Regular BatchNorm triggers buffer broadcast?

Are regular BatchNorm buffers (running_mean, running_var I guess) also broadcast and synchronized during forward pass when using DistributedDataParallel?

I thought that only SyncBatchNorm does this.

Also, will this broadcast/sync also happen in eval mode? (for SyncBatchNorm)

How is it controlled which buffers are synchronized and which are not?

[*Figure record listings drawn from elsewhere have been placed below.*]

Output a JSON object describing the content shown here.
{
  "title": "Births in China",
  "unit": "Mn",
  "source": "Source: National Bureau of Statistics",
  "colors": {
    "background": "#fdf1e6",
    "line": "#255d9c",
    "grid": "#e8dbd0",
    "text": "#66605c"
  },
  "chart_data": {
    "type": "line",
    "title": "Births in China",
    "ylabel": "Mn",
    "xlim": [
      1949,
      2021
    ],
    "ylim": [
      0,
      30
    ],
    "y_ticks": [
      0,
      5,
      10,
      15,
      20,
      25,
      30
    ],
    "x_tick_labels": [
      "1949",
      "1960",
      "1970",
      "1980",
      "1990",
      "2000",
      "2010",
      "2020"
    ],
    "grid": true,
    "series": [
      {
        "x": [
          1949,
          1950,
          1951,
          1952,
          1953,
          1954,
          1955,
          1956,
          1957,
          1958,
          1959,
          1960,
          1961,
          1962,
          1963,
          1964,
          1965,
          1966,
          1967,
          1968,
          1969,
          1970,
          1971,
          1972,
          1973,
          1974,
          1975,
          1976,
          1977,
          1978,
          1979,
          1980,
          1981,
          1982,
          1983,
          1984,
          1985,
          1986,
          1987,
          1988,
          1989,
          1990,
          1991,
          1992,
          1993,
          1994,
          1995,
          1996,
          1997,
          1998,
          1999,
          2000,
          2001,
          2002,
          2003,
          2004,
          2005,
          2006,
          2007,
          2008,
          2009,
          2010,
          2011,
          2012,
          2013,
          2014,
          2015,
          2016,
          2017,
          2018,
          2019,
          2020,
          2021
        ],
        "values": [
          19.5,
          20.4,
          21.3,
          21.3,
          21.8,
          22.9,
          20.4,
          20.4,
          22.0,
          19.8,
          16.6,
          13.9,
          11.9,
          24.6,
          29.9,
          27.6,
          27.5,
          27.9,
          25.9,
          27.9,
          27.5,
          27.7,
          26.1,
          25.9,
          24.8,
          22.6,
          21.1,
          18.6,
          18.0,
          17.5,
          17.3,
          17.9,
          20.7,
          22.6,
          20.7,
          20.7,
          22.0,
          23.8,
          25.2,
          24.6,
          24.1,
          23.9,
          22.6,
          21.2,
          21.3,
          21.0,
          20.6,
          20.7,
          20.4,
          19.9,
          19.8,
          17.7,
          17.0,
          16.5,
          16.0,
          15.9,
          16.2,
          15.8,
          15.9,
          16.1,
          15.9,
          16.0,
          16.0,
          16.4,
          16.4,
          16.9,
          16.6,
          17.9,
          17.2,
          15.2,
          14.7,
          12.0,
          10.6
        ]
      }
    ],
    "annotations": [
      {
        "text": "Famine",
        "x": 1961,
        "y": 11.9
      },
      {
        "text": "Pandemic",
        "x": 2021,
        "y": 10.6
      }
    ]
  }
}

Hi @vadimkantorov I think only SyncBatchNorm will broadcast and sync when using DDP, but they are syncing mean/invstd/count across GPUs instead of syncing buffers, the buffers maintained locally and updated locally. You can refer to the detailed implementaion in pytorch/ at 251686fc4cb1962944ed99c938df2d54f3d62e46 · pytorch/pytorch · GitHub

For SyncBatchNormed, broadcast/sync will not happen in eval mode, only in train mode.

I’m asking because we had this problem recently when a model without SyncBatchNorm was getting deadlocked during boradcasting of buffers.

The reason of the deadlock was different: Checkpointing may cause the NCCL error · Issue #1166 · speechbrain/speechbrain · GitHub, but it was still strange that it still went into the code path of broadcasting the buffers. In debugging the buffers were the stats of regular BatchNorm1d.